Appropriately, Lok and Brent plan to put their work in the public domain. Not only has the merger between biology and computer science allowed the two friends from Hattiesburg to work together again, it's also what makes biological open-source collaboration possible.

To write a computer program, such as Linux, a coder thinks about something he wants--say, a new word processor. He then writes some code that his computer compiles into 0s and 1s and then acts on. At every step, he can easily share and test his work. Torvalds could send someone computer code, they could test it immediately, add something they thought might help, and send it right back.

Biology followed different processes even a decade ago. If a scientist wanted to understand something, he needed a wet lab: test tubes, samples, and everything else. If he came up with a hypothesis based on preliminary work, he could write the idea up or maybe even send samples to a friend. But to reproduce or test the results, the colleagues would need all the same tools and lots of time.
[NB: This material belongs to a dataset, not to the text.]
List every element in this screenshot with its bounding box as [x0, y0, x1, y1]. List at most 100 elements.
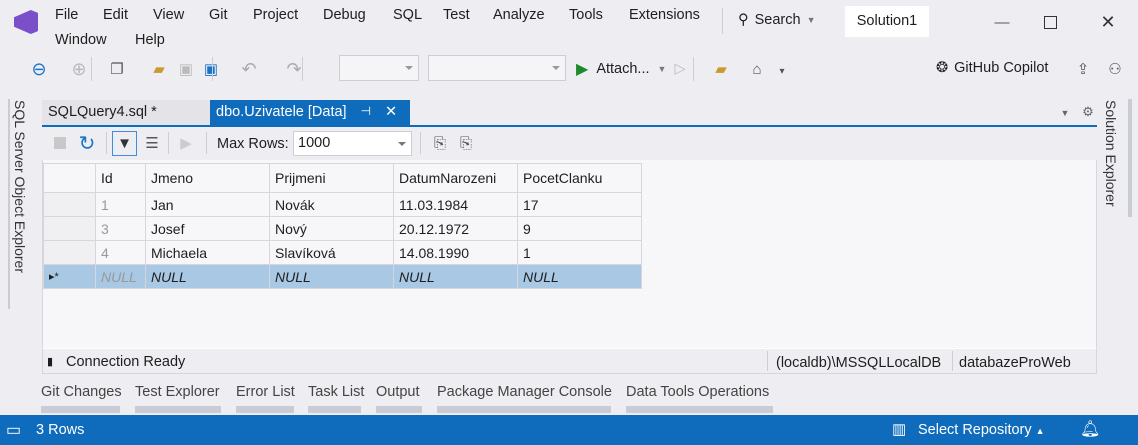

Wet labs are still essential for many biological processes. But for many things now, a biologist can make a discovery primarily by examining public data and figuring out an innovative way to parse them, or, at the least, using the data to greatly amplify or check hunches that one has in a laboratory. This is what Brent and Alejandro Colman-Lerner at the Molecular Sciences Institute recently did, poring through data to prove and describe a genetic difference between mother and daughter yeast cells previously considered identical. After publishing their results, colleagues responded within hours. "Biology is [now] completely impossible without computers," says Chris Somerville, a Stanford University biologist working to build a complete online model of the arabidopsis, a small flowering plant often studied by researchers.

This transition doesn't just speed up the exchange of information; it also opens up opportunities for more contributors. Anyone with an Internet connection can see what Brent and Colman-Lerner did and follow up. As another example, Cornell biologist Susan McCouch works with researchers in the Ivory Coast, among other places, to identify and analyze rice genes that might have desirable traits, say, for drought resistance. She puts that information into an open database called Gramene.

Open-source still faces serious obstacles. For one, maintaining strict quality control standards can prove vexing: A project with lots of eyes working on it is bound to include a few bloodshot ones. Secondly, private companies can pay people to do all the grunt work required by giant projects; open-source projects usually can't.

But there are ways around these obstacles. Gilman for one plans to have a core group retest all of the major findings sent to his project, slowing down the process but keeping the junk out. As for the concern that no one will work on these projects, there are thousands of adequately paid, university-sponsored scientists able to pipe in, and many of these scientists are more enthusiastic about working on open-source projects than anything locked up and corporate. Colman-Lerner recently noticed a mislabeled gene in a soon-to-be-restricted database he often uses. "I'd tell them, if they weren't about to make money off me," he said, noting that he corrects public database errors. It is easier to simultaneously send multiple requests to GenBank's database than to Celera's equivalent because Kim Worley, an enterprising researcher at Baylor University, recognized the problem and wrote code to fix it--something Worley says she wouldn't and couldn't have done for a private company.

In the world of Linux programmers, the so-called "Linus' law" says that "given enough eyes, all bugs are shallow." Someone will find the answer if enough people work on a problem, are able to communicate, and if the information really can be kept free. To be sure, the fact that information can want to be expensive has pushed science forward in places. But if Gilman's right, the fact that information wants to be free will prove even more important in the coming years.